De Duitsers Hahn en Strassmann ontdekten in 1939 dat het element uraan 235 (één der drie isotopen* waaruit het in de natuur voorkomende uranium bestaat, nl. uraan 234, uraan 235 en uraan 238, bij het bombarderen met langzaam lopende neutronen uiteen kon vallen in de elementen barium (ontstaan uit xenon via caesium) en strontium, bij welke reactie een geweldige energie vrijkwam. Hitler liet de publicatie hierover nog net voor de aanvang van W.O.
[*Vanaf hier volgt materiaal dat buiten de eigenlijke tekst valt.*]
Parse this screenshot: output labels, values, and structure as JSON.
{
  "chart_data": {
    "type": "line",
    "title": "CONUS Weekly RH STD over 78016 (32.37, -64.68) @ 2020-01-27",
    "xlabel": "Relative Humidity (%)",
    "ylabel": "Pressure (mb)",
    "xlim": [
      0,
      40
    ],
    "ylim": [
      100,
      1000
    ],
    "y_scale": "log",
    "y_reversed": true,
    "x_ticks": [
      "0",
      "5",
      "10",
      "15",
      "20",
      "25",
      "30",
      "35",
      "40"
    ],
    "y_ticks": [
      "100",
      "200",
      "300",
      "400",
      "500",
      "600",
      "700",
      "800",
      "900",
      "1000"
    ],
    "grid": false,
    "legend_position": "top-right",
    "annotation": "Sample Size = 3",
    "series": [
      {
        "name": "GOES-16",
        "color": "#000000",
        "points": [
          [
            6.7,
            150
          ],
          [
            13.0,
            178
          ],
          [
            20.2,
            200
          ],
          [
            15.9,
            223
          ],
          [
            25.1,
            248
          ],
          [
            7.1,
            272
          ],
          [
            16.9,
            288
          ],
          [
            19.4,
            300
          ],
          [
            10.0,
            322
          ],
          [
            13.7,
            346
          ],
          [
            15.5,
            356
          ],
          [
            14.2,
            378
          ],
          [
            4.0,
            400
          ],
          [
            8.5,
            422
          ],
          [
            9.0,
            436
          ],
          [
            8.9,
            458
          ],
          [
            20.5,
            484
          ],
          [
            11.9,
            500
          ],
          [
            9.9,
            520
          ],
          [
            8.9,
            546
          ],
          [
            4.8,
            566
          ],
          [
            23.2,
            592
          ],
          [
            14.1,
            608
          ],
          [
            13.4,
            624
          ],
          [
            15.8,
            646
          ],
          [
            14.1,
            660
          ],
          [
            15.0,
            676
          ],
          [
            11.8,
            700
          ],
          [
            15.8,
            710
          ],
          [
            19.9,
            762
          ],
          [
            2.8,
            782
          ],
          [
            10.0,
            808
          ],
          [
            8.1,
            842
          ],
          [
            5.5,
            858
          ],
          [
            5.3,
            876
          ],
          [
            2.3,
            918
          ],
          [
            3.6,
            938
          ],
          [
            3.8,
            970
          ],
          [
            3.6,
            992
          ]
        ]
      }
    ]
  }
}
II uit Duitsland glippen. Fermi* zag het enorme belang van deze publicatie en besprak één en ander met vertegenwoordigers van het Amerikaanse Vlootdepartement (eind 1939). De Amerikanen hebben zich toen met geweldige energie op deze materie geworpen. Terwijl ze het speurwerk (research) bij lange na niet af hadden begonnen ze reeds met de ontwikkeling der fabricagecentra. Talloze zeer speciale moeilijkheden (van welker oplossing de gehele Amerikaanse industrie na het beëindigen van W.O. II de vruchten plukte) moesten overwonnen worden: de fabricage vereiste een hoogvacuumpomp die 30.000.000 maal zo snel moest afzuigen als de bestaande uitvoeringen; er moest een magneet gebouwd worden 100 maal groter dan de grootste ooit gebouwd: er werd een magneet ontworpen en gebouwd van ± 70 meter lengte; de aantrekking van deze magneet was zo enorm dat men het apparaat amper passeren kon als het in werking was vanwege de aantrekking van de spijkers in de schoenzolen!; er moesten niet-magnetische gereedschappen geconstrueerd worden ; er moest een electronische stopwatch komen die tijdsverschillen van 1/1.000.000.000 seconde kon registreren; er moesten weegschalen ontworpen worden nauwkeurig tot op 1/1.000.000.000 gram; er moesten gaatjes geboord worden kleiner dan 0,000.005 centimeter, die constante diameter bleven behouden bij uitstromingssnelheden van gassen; er moesten uitgebreide controlesystemen ontworpen worden om ook maar de geringste lekken in het uitgebreide hoogvacuumsysteem onmiddellijk te ontdekken; de meeste manipulaties moesten vanwege de enorme radioactiviteit door robots uitgevoerd worden.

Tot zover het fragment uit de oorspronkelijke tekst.